[Haskell-cafe] Re: Strange type error with associated type synonyms

John Lato jwlato at gmail.com
Thu Jun 4 07:26:53 EDT 2009


Hello,

Apologies for the late contribution; I've been away recently.  I have
a very strong opinion on this, though.

> From: Bulat Ziganshin <bulat.ziganshin at gmail.com>
>
> Thursday, May 28, 2009, 2:06:36 AM, HT wrote:
>
> Prelude>> let a = 'a'; b = "b" in a==b
>
>> <interactive>:1:27:
>>      Couldn't match expected type `Char' against inferred type `[Char]'
>>      ....
>
>> Is the type of 'a' wrong or that of 'b'?
>
> it is not important, well, at least we can live with it. Compiler
> should say:
>
> First argument of == should be of type String
> while a is of type Char

I find this to be a somewhat important issue.  If there weren't so
many polymorphic functions it wouldn't be as big of a problem.

The only reason the first argument of == should be a String is because
the second argument is (or alternatively 2nd should be Char, etc.).
For polymorphic functions, in which the type of one argument is fixed
by another, I think the error message should ideally point out how the
compiler is getting expected/inferred types.  E.g.

  Couldn't match expected type `Char' against inferred type `[Char]'
  Type of [first argument] to `==' must match type of [second argument]

 where [first|second argument] is filled in with the appropriate expressions.

I've become somewhat adept at figuring this out, but I think it would
be helpful for those who haven't experienced it before.

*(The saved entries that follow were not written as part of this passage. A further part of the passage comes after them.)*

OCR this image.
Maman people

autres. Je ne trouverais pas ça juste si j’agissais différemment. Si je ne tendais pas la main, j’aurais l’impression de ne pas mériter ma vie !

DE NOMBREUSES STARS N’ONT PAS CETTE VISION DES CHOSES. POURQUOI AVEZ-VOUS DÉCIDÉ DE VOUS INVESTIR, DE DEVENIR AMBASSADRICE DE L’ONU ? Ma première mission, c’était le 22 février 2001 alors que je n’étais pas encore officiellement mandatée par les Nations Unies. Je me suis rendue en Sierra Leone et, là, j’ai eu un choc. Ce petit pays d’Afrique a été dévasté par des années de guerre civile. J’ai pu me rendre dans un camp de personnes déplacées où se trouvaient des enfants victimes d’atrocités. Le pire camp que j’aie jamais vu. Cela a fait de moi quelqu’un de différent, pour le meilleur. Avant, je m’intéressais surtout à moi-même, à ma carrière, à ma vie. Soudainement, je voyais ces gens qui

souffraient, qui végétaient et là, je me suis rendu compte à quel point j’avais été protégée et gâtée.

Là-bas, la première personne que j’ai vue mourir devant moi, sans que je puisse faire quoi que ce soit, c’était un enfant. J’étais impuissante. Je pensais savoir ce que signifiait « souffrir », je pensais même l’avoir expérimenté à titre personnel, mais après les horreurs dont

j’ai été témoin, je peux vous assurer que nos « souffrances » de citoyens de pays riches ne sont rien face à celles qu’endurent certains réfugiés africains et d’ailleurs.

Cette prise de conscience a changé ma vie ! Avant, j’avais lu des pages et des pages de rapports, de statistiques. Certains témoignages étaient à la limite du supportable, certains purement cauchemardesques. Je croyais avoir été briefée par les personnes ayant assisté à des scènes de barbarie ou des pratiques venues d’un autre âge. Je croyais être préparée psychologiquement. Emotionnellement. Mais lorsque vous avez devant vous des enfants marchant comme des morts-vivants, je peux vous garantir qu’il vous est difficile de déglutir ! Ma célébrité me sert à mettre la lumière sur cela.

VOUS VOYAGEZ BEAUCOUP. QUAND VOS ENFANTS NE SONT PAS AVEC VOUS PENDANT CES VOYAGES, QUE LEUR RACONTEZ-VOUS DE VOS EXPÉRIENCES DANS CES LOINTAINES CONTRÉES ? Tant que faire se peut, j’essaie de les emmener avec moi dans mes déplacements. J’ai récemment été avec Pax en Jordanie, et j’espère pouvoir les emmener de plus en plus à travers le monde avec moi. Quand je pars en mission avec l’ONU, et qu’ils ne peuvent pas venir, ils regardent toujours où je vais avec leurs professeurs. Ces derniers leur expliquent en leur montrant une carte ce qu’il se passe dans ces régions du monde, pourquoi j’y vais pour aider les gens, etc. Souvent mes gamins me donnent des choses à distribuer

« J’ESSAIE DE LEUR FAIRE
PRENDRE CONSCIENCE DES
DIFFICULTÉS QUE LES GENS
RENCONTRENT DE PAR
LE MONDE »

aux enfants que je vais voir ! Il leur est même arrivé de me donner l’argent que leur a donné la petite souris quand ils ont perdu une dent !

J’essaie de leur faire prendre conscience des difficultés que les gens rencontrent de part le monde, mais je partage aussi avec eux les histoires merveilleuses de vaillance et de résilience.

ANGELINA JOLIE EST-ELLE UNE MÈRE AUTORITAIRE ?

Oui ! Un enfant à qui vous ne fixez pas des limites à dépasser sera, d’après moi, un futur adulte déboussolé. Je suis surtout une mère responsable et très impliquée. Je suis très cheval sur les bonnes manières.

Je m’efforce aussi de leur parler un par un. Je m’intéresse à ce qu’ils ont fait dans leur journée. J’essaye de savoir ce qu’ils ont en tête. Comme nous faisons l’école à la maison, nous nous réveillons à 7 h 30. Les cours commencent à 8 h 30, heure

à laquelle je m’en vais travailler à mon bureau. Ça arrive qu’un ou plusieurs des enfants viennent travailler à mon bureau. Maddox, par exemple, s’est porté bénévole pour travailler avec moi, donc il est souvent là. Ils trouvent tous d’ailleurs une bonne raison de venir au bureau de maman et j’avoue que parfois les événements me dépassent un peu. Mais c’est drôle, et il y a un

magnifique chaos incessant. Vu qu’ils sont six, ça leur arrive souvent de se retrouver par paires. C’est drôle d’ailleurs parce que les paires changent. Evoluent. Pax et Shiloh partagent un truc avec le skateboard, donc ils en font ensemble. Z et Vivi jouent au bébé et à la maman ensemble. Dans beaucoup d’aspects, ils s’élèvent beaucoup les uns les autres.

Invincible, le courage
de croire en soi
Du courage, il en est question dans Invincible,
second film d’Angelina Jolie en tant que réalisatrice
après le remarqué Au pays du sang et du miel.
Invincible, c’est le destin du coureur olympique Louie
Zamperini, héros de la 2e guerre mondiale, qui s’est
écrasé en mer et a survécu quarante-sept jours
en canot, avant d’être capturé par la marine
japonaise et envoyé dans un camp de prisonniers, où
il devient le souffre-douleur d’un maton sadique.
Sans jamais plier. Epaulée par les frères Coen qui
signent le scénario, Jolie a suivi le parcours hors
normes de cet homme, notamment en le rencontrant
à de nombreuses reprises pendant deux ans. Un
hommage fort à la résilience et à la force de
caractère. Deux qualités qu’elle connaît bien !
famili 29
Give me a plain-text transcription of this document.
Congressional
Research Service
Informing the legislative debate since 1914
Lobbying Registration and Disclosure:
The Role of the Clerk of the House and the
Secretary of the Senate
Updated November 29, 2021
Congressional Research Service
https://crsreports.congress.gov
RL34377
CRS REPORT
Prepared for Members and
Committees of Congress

A related issue is with multiple function definitions.  Here's a short example:

foo n = ...
  where
  bar (Just a)   = return $ somefunc a
  bar (Nothing) = somefunc n
  a = otherfunc

assume that 'a' and 'n' have the same type.  Now the type checker
won't allow bar, because the two definitions have differing types.
GHC's error message would ideally state that the definitions for 'bar'
have differing types, but instead we get a message about mismatched
types within one of the definitions.

I know this example is rather contrived, but I don't have any real
code to hand because I've fixed it already.  You get a better message
if you give a type signature for 'bar', but that requires lexical
scoping (at least in my case), which means the code would no longer be
Haskell98 (which it otherwise is IIRC).